In an industry historically branded as male-driven, the invisible labor of women built empires quietly.
Giving Back: CZ Patel College of Hospitality in India
Perhaps the most meaningful chapter of MZ’s story began not in America, but back home.
Over twenty years ago, he and his brother made a decision: if the motel industry transformed their lives, they would create a pathway for others.
They helped establish the CZ Patel Management College in Vidyanagar, India, focused on hospitality and hotel management education. The mission was clear:
Teach students hotel and motel operations
Equip them with practical skills
Give them a chance to work internationally
Support students who could not afford tuition
Every year, fundraising events are held in New Jersey and surrounding states. The funds collected go directly toward paying tuition for students in India. Currently, over 125 students are supported through these efforts.
This is not charity for publicity. It is legacy-building. It is structural.
MZ believes opportunity should circulate. If America gave him a platform, he believes it is his duty to build platforms for others.
MHO Hotels
As their portfolio grew, MZ and his brother C.Z. began seeing a steady pattern: franchise fees were increasing, brand mandates were expanding, and return on investment was tightening — even for successful operators.
Rather than complain, MZ analyzed.
About three years before launching the brand, he kept asking himself, Why can’t we have our own franchise? He studied the numbers carefully. The results were clear. A membership-based organization with lower fees and practical support could significantly improve ROI while maintaining professional standards.
After reviewing the projections with his friend Pratic in California and discussing the plan with C.Z., who encouraged him to move forward, the vision became real.
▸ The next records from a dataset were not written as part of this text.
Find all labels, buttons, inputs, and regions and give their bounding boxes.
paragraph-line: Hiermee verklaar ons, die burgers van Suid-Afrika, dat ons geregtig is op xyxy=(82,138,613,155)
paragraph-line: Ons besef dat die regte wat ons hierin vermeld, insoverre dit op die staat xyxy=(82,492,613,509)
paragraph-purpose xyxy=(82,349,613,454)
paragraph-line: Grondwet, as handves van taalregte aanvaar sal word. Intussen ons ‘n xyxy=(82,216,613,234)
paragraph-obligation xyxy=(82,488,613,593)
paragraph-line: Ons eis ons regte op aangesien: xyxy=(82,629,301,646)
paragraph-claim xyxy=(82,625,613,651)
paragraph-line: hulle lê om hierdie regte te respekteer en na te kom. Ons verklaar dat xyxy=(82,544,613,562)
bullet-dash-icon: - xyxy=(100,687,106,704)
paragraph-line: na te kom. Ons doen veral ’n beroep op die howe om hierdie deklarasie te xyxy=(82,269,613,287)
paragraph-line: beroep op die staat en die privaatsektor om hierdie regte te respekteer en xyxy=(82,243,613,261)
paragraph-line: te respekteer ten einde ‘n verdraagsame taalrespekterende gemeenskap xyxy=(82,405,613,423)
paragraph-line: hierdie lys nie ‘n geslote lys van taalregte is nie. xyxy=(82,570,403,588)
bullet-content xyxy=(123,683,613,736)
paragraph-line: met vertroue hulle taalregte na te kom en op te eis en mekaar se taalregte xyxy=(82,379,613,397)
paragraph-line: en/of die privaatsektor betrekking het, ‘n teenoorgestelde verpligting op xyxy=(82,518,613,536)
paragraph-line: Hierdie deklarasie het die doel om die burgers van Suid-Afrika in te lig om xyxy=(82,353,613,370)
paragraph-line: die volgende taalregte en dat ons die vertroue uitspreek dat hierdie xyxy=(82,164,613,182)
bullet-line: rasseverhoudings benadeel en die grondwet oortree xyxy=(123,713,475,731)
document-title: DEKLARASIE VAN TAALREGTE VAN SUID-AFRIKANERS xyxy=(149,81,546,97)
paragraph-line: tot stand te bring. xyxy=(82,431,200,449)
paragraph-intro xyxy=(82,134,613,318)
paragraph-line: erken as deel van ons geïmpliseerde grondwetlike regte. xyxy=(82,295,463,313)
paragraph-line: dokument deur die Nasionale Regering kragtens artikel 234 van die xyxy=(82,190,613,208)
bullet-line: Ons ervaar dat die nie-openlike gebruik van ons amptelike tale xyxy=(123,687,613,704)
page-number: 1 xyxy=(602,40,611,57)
In March 2019, MHO Hotels was established — Membership Hotel Organization.
The name was intentional. It was an invitation for hotel owners seeking cost-efficient solutions and relief from excessive bureaucracy. Built by experienced owners for other owners, MHO Hotels was designed to restore balance — protecting profitability while preserving quality.
For MZ, it was another form of stewardship: if the system could be improved for his fellow hoteliers, it was worth building.
Leadership Within AAHOA
MZ served as a Regional Director within the Asian American Hotel Owners Association (AAHOA), representing members in the Mid-Atlantic region. When AAHOA began, it had roughly 150 members. Today, it represents over 20,000, with members owning approximately 60% of hotels in the United States.
MZ is currently running for Secretary of AAHOA.
His reasoning is practical, not symbolic. He believes leading an association requires two non-negotiables: time and experience;
He believes he has both.
If elected, he says 90% of his time will go directly toward serving members. His priorities include:
Protecting owners’ interests
Supporting young professionals
Ensuring members feel heard and represented
For him, leadership is not a title. It is service.
MZ Patel
From a teenager mistaking snow for cotton to a 23-year-old hotel developer, from front desk nights to multi-state operations, from immigrant newcomer to education philanthropist, MZ Patel’s story is not simply about hotels.
It is about stewardship.
The motel industry built his life. Now he is building lives through it.
And if his campaign for Secretary reflects the same principles that shaped his journey—discipline, loyalty, unity, and gratitude—then AAHOA would not simply be gaining an officer, but a leader formed by experience, grounded in service, and committed to lifting every member alongside him.